The quote that captured audience attention was from NUSO’s own Matt Siemens:

“If you’re going to limp into a marketplace, there’s a good chance you’ll fail. Take a stance, have an opinion. You might beat your head against the wall for a while but at least there’ll be a dent in the wall.”

This was the rallying cry for providers who are hesitant about entering Operator Connect, Zoom’s Provider Exchange, Webex CCP, or CCaaS marketplaces.
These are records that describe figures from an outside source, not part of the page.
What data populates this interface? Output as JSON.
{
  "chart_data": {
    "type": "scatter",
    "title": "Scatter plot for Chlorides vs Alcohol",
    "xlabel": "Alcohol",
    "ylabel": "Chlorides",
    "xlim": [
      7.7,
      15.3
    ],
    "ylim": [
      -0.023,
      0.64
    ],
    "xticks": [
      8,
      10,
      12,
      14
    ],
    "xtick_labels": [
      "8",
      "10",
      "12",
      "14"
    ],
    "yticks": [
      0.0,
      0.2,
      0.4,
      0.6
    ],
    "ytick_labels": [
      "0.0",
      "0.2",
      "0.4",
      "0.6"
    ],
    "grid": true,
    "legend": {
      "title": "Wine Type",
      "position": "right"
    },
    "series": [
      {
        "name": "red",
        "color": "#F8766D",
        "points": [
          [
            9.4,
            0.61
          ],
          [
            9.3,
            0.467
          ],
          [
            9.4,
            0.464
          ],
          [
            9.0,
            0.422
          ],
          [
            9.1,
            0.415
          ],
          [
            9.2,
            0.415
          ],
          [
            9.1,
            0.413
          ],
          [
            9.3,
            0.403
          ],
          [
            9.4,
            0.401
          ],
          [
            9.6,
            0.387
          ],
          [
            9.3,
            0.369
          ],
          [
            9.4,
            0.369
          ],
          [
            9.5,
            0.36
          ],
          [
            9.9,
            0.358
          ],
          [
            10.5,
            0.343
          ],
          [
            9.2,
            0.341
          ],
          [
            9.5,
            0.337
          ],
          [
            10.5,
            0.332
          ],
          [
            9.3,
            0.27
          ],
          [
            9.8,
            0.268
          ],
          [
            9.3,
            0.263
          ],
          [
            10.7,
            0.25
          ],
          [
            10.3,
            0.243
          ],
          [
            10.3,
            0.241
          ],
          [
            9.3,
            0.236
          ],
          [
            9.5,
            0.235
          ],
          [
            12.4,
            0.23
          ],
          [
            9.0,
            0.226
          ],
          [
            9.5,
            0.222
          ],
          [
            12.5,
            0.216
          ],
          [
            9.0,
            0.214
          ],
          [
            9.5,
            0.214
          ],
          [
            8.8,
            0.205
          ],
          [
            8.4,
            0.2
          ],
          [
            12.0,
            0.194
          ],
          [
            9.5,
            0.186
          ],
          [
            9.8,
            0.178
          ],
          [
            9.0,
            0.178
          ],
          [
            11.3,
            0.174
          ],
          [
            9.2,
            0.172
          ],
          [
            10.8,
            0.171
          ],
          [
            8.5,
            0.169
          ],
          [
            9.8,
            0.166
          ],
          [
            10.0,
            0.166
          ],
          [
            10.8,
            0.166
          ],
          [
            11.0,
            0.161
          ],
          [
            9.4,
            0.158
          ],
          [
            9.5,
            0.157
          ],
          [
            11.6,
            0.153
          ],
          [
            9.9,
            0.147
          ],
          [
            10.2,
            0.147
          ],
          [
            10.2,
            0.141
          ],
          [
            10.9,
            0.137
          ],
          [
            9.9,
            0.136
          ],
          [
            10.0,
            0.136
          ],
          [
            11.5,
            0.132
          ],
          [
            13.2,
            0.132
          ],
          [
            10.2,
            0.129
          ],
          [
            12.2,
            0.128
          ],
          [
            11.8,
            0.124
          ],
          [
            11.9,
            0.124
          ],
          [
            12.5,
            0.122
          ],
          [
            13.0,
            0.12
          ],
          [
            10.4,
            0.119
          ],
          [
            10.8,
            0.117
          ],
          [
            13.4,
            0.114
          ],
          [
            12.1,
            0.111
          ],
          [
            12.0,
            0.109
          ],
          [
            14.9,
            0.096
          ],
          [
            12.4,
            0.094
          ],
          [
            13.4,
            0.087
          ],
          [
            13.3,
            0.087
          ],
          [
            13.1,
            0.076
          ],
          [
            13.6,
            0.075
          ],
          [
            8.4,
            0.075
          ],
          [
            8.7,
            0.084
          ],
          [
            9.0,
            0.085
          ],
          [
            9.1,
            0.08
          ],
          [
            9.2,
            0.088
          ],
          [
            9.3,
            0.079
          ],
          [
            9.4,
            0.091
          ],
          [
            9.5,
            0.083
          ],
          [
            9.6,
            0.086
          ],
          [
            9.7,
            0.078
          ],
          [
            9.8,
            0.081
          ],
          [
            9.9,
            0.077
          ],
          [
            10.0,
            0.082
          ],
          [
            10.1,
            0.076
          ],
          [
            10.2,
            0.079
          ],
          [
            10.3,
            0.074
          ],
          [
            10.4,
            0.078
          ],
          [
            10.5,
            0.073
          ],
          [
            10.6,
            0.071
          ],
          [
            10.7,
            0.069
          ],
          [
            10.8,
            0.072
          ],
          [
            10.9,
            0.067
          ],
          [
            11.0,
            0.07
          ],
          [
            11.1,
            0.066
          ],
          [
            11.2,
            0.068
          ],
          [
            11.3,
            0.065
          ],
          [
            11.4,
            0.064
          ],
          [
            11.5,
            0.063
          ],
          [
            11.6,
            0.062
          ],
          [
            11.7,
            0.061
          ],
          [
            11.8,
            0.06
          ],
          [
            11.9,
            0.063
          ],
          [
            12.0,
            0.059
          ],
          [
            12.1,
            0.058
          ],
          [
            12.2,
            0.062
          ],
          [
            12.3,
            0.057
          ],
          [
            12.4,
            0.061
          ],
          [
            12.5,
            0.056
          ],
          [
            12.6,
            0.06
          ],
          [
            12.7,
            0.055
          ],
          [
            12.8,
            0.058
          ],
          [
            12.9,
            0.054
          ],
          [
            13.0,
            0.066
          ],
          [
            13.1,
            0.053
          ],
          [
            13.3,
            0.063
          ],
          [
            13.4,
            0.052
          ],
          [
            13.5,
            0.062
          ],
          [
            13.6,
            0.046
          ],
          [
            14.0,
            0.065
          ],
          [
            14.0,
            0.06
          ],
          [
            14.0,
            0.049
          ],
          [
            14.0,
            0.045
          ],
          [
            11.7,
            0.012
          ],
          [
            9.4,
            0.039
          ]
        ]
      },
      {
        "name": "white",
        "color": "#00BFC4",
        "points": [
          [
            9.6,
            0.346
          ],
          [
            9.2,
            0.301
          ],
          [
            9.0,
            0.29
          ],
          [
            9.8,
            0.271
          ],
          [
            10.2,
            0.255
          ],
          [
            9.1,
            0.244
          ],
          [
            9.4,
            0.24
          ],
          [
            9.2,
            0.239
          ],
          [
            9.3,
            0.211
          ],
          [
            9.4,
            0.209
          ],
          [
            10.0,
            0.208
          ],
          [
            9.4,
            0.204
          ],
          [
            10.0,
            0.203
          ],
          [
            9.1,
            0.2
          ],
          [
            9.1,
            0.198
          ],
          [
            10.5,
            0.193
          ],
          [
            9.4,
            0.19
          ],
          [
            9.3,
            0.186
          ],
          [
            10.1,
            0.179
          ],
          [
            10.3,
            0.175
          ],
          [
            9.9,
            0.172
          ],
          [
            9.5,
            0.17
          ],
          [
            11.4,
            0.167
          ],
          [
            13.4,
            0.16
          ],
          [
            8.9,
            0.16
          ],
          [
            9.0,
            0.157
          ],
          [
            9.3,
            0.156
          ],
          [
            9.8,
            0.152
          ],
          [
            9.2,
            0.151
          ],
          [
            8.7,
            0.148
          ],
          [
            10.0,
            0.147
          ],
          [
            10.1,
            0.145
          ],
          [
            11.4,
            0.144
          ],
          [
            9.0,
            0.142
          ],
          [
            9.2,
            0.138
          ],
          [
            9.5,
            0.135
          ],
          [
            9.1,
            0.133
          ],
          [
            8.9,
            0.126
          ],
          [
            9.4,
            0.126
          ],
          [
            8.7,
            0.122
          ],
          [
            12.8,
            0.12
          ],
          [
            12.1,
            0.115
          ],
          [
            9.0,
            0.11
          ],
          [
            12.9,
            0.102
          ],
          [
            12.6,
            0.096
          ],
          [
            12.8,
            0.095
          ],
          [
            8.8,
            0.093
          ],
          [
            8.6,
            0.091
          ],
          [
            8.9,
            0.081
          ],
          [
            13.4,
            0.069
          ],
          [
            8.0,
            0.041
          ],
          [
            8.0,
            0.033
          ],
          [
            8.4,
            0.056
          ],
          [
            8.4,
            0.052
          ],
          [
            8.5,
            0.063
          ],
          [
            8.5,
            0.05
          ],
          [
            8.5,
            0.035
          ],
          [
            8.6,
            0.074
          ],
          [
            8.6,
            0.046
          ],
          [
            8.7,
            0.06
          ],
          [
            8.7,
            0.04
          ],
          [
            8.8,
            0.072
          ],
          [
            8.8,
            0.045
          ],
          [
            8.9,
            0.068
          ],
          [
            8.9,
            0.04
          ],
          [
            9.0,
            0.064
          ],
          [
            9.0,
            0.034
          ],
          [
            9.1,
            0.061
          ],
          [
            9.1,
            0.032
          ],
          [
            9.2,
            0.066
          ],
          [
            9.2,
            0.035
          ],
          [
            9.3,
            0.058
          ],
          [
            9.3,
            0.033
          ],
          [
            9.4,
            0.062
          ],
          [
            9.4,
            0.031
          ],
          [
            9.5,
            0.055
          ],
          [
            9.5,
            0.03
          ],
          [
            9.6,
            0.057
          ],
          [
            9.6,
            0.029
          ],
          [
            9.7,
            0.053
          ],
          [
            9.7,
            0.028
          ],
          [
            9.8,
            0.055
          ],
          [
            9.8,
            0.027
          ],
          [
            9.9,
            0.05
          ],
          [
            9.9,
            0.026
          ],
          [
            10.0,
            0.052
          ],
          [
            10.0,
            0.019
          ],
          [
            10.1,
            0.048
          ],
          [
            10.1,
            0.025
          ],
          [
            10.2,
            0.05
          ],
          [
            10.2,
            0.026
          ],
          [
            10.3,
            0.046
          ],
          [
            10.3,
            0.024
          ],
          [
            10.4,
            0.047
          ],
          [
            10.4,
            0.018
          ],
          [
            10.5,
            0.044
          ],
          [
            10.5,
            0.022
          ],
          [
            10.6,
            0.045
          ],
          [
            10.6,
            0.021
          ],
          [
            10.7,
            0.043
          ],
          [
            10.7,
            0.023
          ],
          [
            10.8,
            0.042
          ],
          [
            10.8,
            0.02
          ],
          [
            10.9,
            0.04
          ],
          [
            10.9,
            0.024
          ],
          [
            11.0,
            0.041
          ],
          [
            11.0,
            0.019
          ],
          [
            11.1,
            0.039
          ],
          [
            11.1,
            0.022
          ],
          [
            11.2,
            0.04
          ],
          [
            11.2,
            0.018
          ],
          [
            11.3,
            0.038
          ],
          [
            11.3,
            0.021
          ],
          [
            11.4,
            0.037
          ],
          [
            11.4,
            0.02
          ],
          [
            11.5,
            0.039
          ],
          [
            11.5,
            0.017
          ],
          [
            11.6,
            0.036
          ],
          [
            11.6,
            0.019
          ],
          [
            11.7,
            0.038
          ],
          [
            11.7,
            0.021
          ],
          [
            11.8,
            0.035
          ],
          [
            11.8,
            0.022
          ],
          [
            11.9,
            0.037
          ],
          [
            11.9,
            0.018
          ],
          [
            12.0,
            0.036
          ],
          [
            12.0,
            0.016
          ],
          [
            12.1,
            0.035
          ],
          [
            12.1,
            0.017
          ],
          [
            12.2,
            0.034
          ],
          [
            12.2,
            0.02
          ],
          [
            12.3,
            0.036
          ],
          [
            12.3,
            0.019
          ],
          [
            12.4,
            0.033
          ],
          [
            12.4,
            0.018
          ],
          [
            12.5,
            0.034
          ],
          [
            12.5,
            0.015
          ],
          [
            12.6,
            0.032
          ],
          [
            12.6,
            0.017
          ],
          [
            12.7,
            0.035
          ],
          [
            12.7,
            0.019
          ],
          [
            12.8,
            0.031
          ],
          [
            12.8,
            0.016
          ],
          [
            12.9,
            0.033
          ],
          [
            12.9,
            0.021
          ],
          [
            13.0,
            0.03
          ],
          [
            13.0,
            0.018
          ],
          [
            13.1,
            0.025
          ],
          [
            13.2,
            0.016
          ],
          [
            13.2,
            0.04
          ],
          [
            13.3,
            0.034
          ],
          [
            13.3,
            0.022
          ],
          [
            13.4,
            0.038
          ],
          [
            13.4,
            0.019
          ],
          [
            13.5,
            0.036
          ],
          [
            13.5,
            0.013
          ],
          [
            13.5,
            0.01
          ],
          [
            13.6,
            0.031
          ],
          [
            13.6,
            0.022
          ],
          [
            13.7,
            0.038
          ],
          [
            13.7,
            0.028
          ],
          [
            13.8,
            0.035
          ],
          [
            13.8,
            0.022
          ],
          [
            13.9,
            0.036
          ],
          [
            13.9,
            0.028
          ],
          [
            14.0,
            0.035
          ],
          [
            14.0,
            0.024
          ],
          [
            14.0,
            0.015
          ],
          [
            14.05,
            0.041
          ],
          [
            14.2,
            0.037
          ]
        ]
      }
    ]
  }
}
What Providers Need from Microsoft, Zoom, Cisco, And Others

The panel was candid:

  • Better margins
  • Easier partner programs
  • More open ecosystems (less “walled garden”)
  • Stable APIs and change management
  • Easier automation
  • Strategically consistent partner models

And critically: Marketplaces must make it easier for enterprises to run multiple platforms side-by-side without operational pain.

6 Keys For Providers Entering Their First Marketplace

Know exactly why you’re doing it.

Be selective, complexity kills execution.

Bring differentiated value, not just dial tone.

Understand your ideal customer profile and vertical strengths.

Look beyond the Big Three, niche platforms and AI integrations matter.

As Matt Siemens put it:  

“Be bold, not tentative.”

The Big Picture: Why Cavell Enable 2025 Mattered

Taken together, the sessions delivered a coherent and powerful set of messages:

  • Voice is becoming the key input signal for enterprise AI.
  • Telephony embedded in collaboration platforms is the part of the telephony market that is growing.
  • AI agents, live translation, and voice-rich intelligence are redefining user expectations.
  • Marketplaces are the new route-to-market battleground and providers must master several, not one.
  • Service providers that combine telephony, AI, compliance, and multi-platform enablement will lead the next phase of the industry.

The shift is no longer about cloud migration. It’s about AI-powered voice transformation and platform-agnostic enablement.

Cavell Enable 2025 didn’t just preview the future, it made it clear that the future is already here.